The study was stopped early in 2002 after a few participants developed brain inflammation. But the researchers continued to monitor the patients for up to a year after their last injection. The new papers, including one led by the University of Michigan Health System neurologist who headed the study's safety committee, summarize the results of that effort.
Even as those results are published, doctors at U-M are preparing to recruit participants for a phase II clinical trial to test a new Alzheimer's immunotherapy vaccine strategy that has been through a phase I safety trial. The phase II study, which aims to stimulate an immune attack against beta amyloid without raising brain inflammation risk, is being conducted at 30 centers in the United States and dosing has already begun at some sites. All the trials have been funded by Elan Corporation and Wyeth Pharmaceuticals.
Results from the interrupted trial show that on the whole, study participants whose immune systems mounted a response against beta amyloid performed significantly better on a series of memory tests than those who received a placebo injection.
Brain scans also showed that patients who had an immune response experienced a decrease in brain size, possibly indicating the removal of built-up protein due to an immune system attack. A smaller group of immune responders also had a decrease in levels of a protein called tau in their spinal fluid, compared with participants who received placebo, possibly indicating a slowing in the death rate of their brain cells.
"The idea of inducing the immune system to view beta amyloid as a foreign protein, and to attack it, holds great promise," says Sid Gilman, M.D., F.R.C.P., the first author on one of the new papers and the head of the Data Safety Monitoring Board for both clinical trials. "We now need to see whether we can create an immune response safely and in a way that slows the progression of Alzheimer's disease and preserves cognition."
Gilman is the William Herdman Professor of Neurology at the U-M Medical School and director of the Michigan Alzheimer's Disease Research Center, one of 32 in the country funded by the National Institute on Aging.
Nancy Barbas, M.D., M.S.W., a U-M neurologist who will soon begin recruiting participants for the new trial, calls the approach, known as immunotherapy, exciting. "Safety is paramount, given the experience with the last trial, and the new study is designed to be extraordinarily cautious and conservative," she says. "But if we can show an effect, it will mean we're that much closer to giving patients and their families better options for treatment."

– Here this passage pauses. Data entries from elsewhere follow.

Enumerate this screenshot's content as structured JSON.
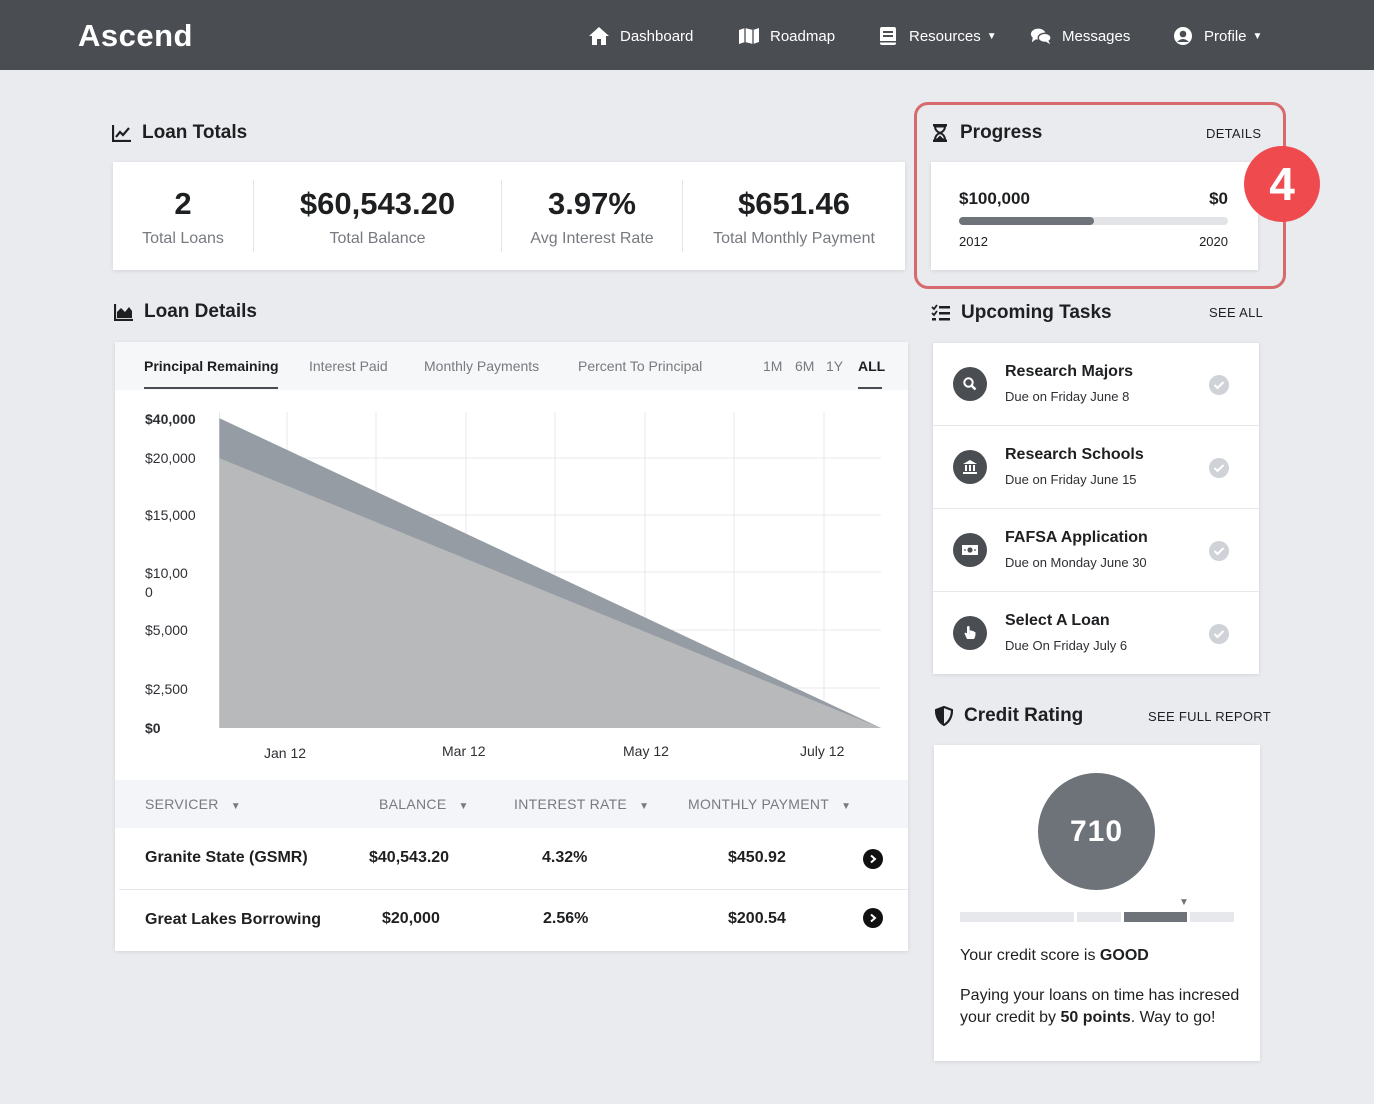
{
  "nav": {
    "brand": "Ascend",
    "items": [
      {
        "label": "Dashboard"
      },
      {
        "label": "Roadmap"
      },
      {
        "label": "Resources"
      },
      {
        "label": "Messages"
      },
      {
        "label": "Profile"
      }
    ]
  },
  "loan_totals": {
    "title": "Loan Totals",
    "stats": [
      {
        "value": "2",
        "label": "Total Loans"
      },
      {
        "value": "$60,543.20",
        "label": "Total Balance"
      },
      {
        "value": "3.97%",
        "label": "Avg Interest Rate"
      },
      {
        "value": "$651.46",
        "label": "Total Monthly Payment"
      }
    ]
  },
  "progress": {
    "title": "Progress",
    "link": "DETAILS",
    "start_amount": "$100,000",
    "end_amount": "$0",
    "start_year": "2012",
    "end_year": "2020",
    "fraction": 0.5,
    "step_badge": "4"
  },
  "loan_details": {
    "title": "Loan Details",
    "tabs": [
      "Principal Remaining",
      "Interest Paid",
      "Monthly Payments",
      "Percent To Principal"
    ],
    "active_tab": "Principal Remaining",
    "ranges": [
      "1M",
      "6M",
      "1Y",
      "ALL"
    ],
    "active_range": "ALL",
    "table": {
      "headers": [
        "SERVICER",
        "BALANCE",
        "INTEREST RATE",
        "MONTHLY PAYMENT"
      ],
      "rows": [
        {
          "servicer": "Granite State (GSMR)",
          "balance": "$40,543.20",
          "rate": "4.32%",
          "payment": "$450.92"
        },
        {
          "servicer": "Great Lakes Borrowing",
          "balance": "$20,000",
          "rate": "2.56%",
          "payment": "$200.54"
        }
      ]
    }
  },
  "chart_data": {
    "type": "area",
    "x": [
      "Jan 12",
      "Mar 12",
      "May 12",
      "July 12"
    ],
    "y_tick_labels": [
      "$40,000",
      "$20,000",
      "$15,000",
      "$10,00\n0",
      "$5,000",
      "$2,500",
      "$0"
    ],
    "series": [
      {
        "values": [
          40000,
          0
        ],
        "color": "#959ca3"
      },
      {
        "values": [
          20000,
          0
        ],
        "color": "#b8b9bb"
      }
    ],
    "grid": true,
    "legend": "none"
  },
  "tasks": {
    "title": "Upcoming Tasks",
    "link": "SEE ALL",
    "items": [
      {
        "name": "Research Majors",
        "due": "Due on Friday June 8",
        "icon": "search-icon"
      },
      {
        "name": "Research Schools",
        "due": "Due on Friday June 15",
        "icon": "bank-icon"
      },
      {
        "name": "FAFSA Application",
        "due": "Due on Monday June 30",
        "icon": "money-icon"
      },
      {
        "name": "Select A Loan",
        "due": "Due On Friday July 6",
        "icon": "pointer-hand-icon"
      }
    ]
  },
  "credit": {
    "title": "Credit Rating",
    "link": "SEE FULL REPORT",
    "score": "710",
    "rating_prefix": "Your credit score is ",
    "rating": "GOOD",
    "message_start": "Paying your loans on time has incresed your credit by ",
    "message_bold": "50 points",
    "message_end": ". Way to go!"
  },
  "colors": {
    "nav_bg": "#4a4d51",
    "accent_red": "#ef4b4e",
    "chart_dark": "#959ca3",
    "chart_light": "#b8b9bb"
  }
}
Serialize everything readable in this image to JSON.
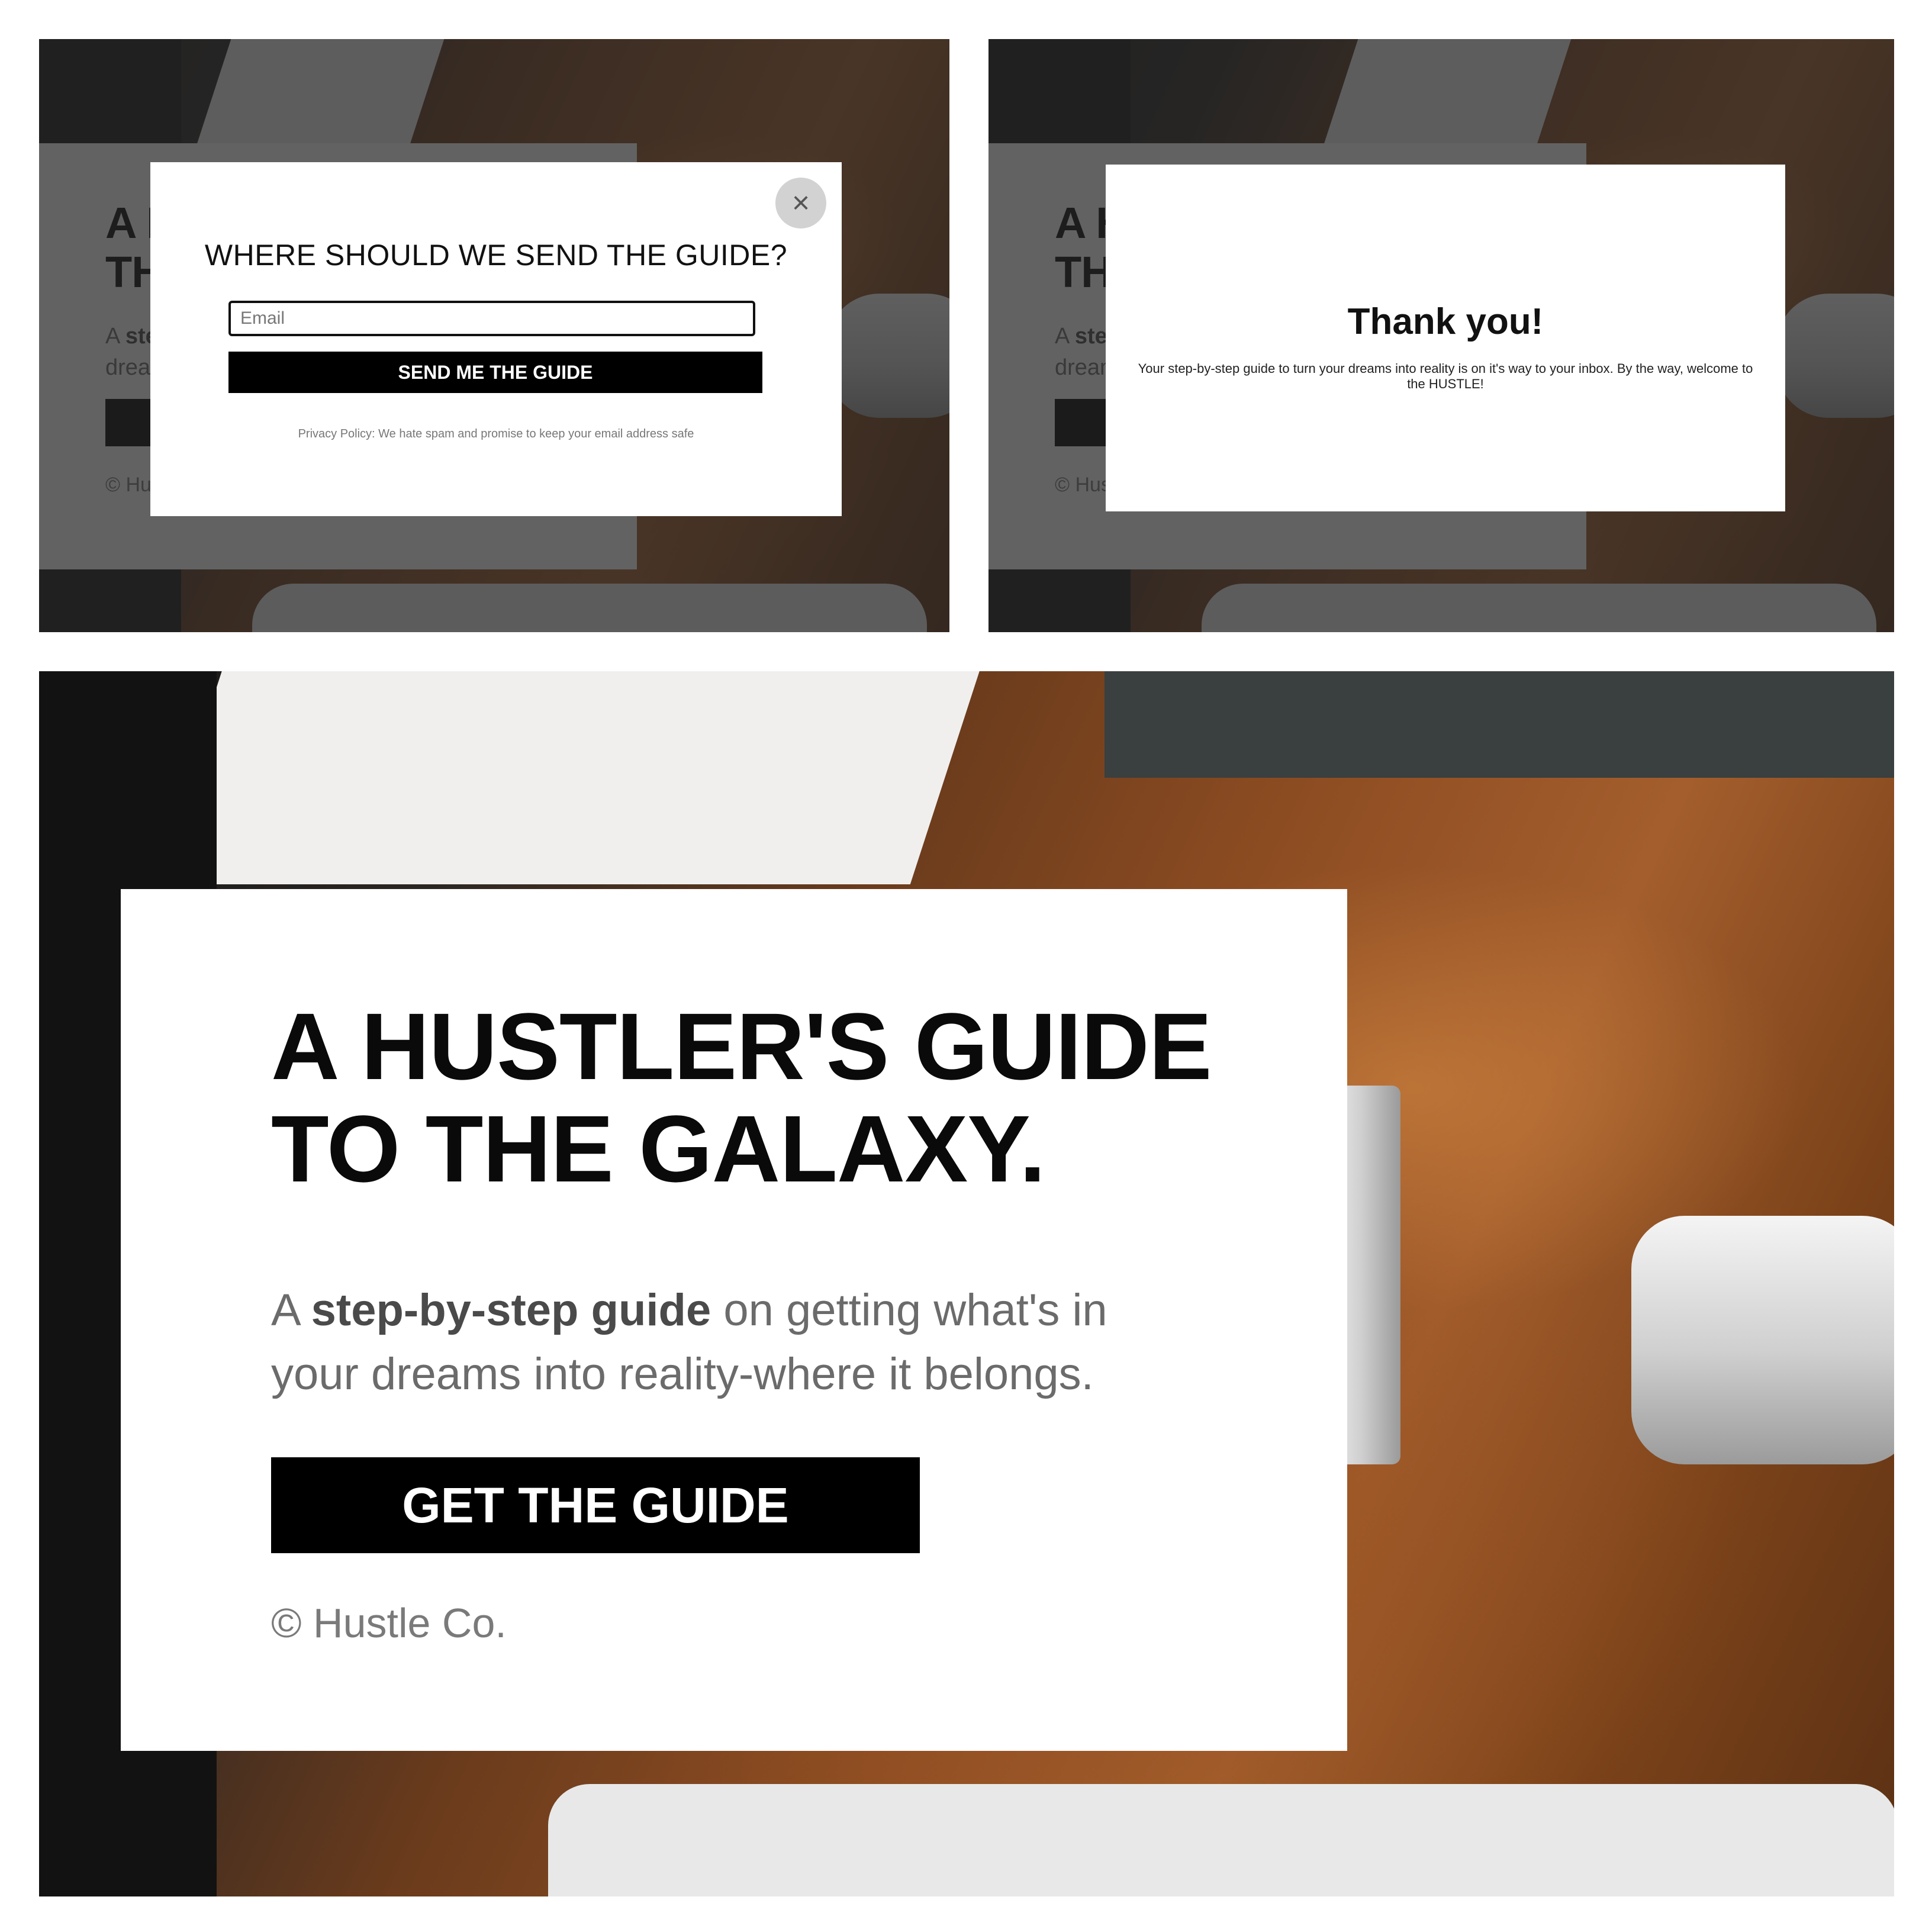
{
  "landing": {
    "title": "A HUSTLER'S GUIDE TO THE GALAXY.",
    "subtitle_prefix": "A ",
    "subtitle_bold": "step-by-step guide",
    "subtitle_rest": " on getting what's in your dreams into reality-where it belongs.",
    "cta_label": "GET THE GUIDE",
    "copyright": "© Hustle Co."
  },
  "modal": {
    "heading": "WHERE SHOULD WE SEND THE GUIDE?",
    "email_placeholder": "Email",
    "submit_label": "SEND ME THE GUIDE",
    "privacy": "Privacy Policy: We hate spam and promise to keep your email address safe",
    "close_icon": "×"
  },
  "thank_you": {
    "heading": "Thank you!",
    "message": "Your step-by-step guide to turn your dreams into reality is on it's way to your inbox. By the way, welcome to the HUSTLE!"
  },
  "colors": {
    "accent": "#000000",
    "text_muted": "#6b6b6b",
    "overlay": "#262626"
  }
}
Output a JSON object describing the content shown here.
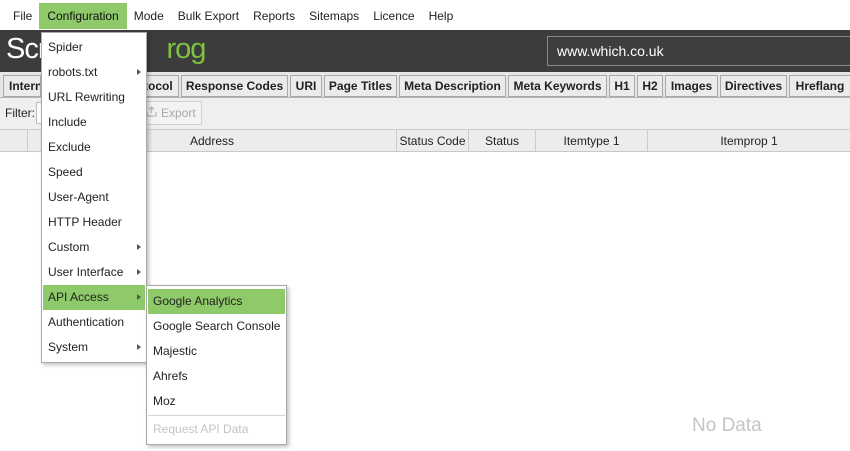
{
  "menubar": {
    "items": [
      "File",
      "Configuration",
      "Mode",
      "Bulk Export",
      "Reports",
      "Sitemaps",
      "Licence",
      "Help"
    ],
    "active": "Configuration"
  },
  "header": {
    "logo_left": "Scr",
    "logo_right": "rog",
    "url": "www.which.co.uk"
  },
  "tabs": [
    "Intern",
    "tocol",
    "Response Codes",
    "URI",
    "Page Titles",
    "Meta Description",
    "Meta Keywords",
    "H1",
    "H2",
    "Images",
    "Directives",
    "Hreflang"
  ],
  "filter": {
    "label": "Filter:",
    "export_label": "Export"
  },
  "grid": {
    "columns": [
      "Address",
      "Status Code",
      "Status",
      "Itemtype 1",
      "Itemprop 1"
    ],
    "empty_text": "No Data"
  },
  "config_menu": {
    "items": [
      {
        "label": "Spider"
      },
      {
        "label": "robots.txt"
      },
      {
        "label": "URL Rewriting"
      },
      {
        "label": "Include"
      },
      {
        "label": "Exclude"
      },
      {
        "label": "Speed"
      },
      {
        "label": "User-Agent"
      },
      {
        "label": "HTTP Header"
      },
      {
        "label": "Custom"
      },
      {
        "label": "User Interface"
      },
      {
        "label": "API Access"
      },
      {
        "label": "Authentication"
      },
      {
        "label": "System"
      }
    ],
    "highlighted": "API Access"
  },
  "api_menu": {
    "items": [
      {
        "label": "Google Analytics"
      },
      {
        "label": "Google Search Console"
      },
      {
        "label": "Majestic"
      },
      {
        "label": "Ahrefs"
      },
      {
        "label": "Moz"
      },
      {
        "label": "Request API Data"
      }
    ],
    "highlighted": "Google Analytics",
    "disabled": "Request API Data"
  },
  "colors": {
    "accent": "#8ec96a",
    "header_bg": "#3c3c3c",
    "logo_green": "#7dc242"
  },
  "icons": {
    "export": "export-icon",
    "submenu": "chevron-right-icon"
  }
}
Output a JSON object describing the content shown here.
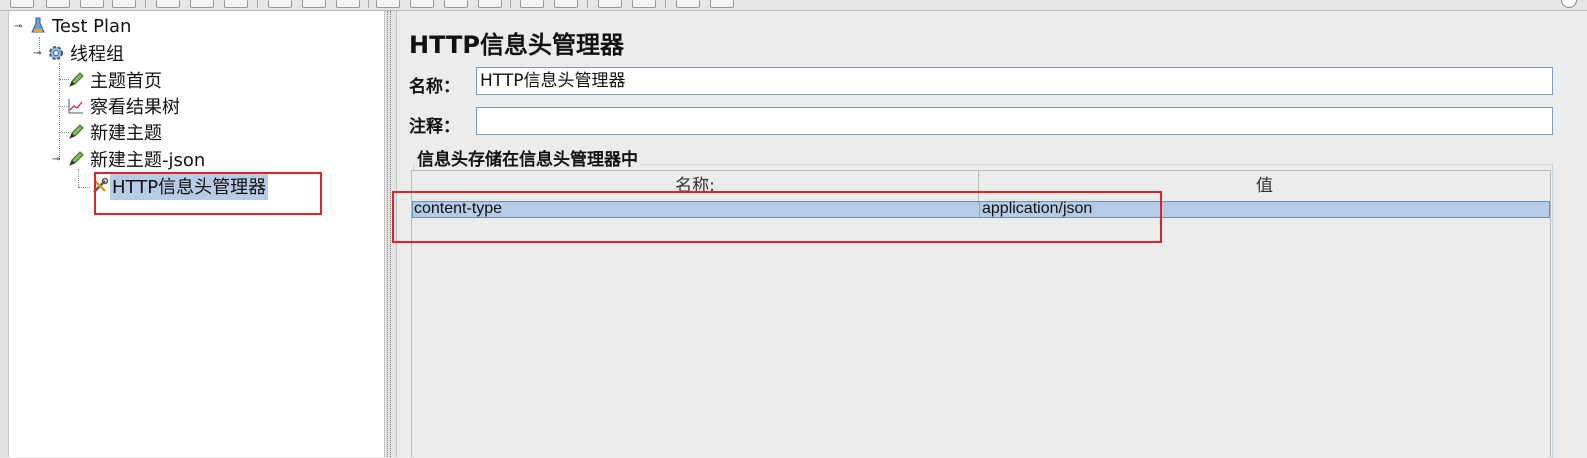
{
  "tree": {
    "nodes": [
      {
        "label": "Test Plan",
        "icon": "test-plan-flask-icon"
      },
      {
        "label": "线程组",
        "icon": "gear-icon"
      },
      {
        "label": "主题首页",
        "icon": "pencil-icon"
      },
      {
        "label": "察看结果树",
        "icon": "chart-icon"
      },
      {
        "label": "新建主题",
        "icon": "pencil-icon"
      },
      {
        "label": "新建主题-json",
        "icon": "pencil-icon"
      },
      {
        "label": "HTTP信息头管理器",
        "icon": "wrench-screwdriver-icon",
        "selected": true
      }
    ]
  },
  "editor": {
    "title": "HTTP信息头管理器",
    "name_label": "名称：",
    "name_value": "HTTP信息头管理器",
    "comment_label": "注释：",
    "comment_value": "",
    "group_title": "信息头存储在信息头管理器中",
    "table": {
      "columns": [
        "名称:",
        "值"
      ],
      "rows": [
        {
          "name": "content-type",
          "value": "application/json",
          "selected": true
        }
      ]
    }
  },
  "colors": {
    "selection": "#b6cbe6",
    "annotation_red": "#e1222a"
  }
}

Rather than injecting participants with beta amyloid itself, the new trial is based on injections of humanized antibodies against part of the beta amyloid molecule. The antibodies should help trigger the immune system to attack beta amyloid, but will be cleared by the body soon after injection. That means a series of six injections to "remind" the body to attack beta amyloid.
As in the previous study, participants will be randomly assigned to receive either antibodies or a placebo; neither they nor the researchers will know what they got until the 27-month study ends. The new study will enroll 180 adults between the ages of 50 and 85 who have a diagnosis of probable Alzheimer's and a caregiver who can bring them to frequent appointments for brain imaging, neuropsychological testing and blood tests. Some participants will have additional blood tests or spinal fluid tests; they will also have a slightly higher chance of getting antibodies.
Gilman explains that the concept of vaccinating against beta amyloid was first proposed by scientist Dale Schenk. In the late 1990s, Schenk and his colleagues showed that vaccination from birth could prevent mental decline in mice that had been bred to develop Alzheimer's-like disease. They and others also showed that older mice receiving the vaccine appeared to regain cognitive function.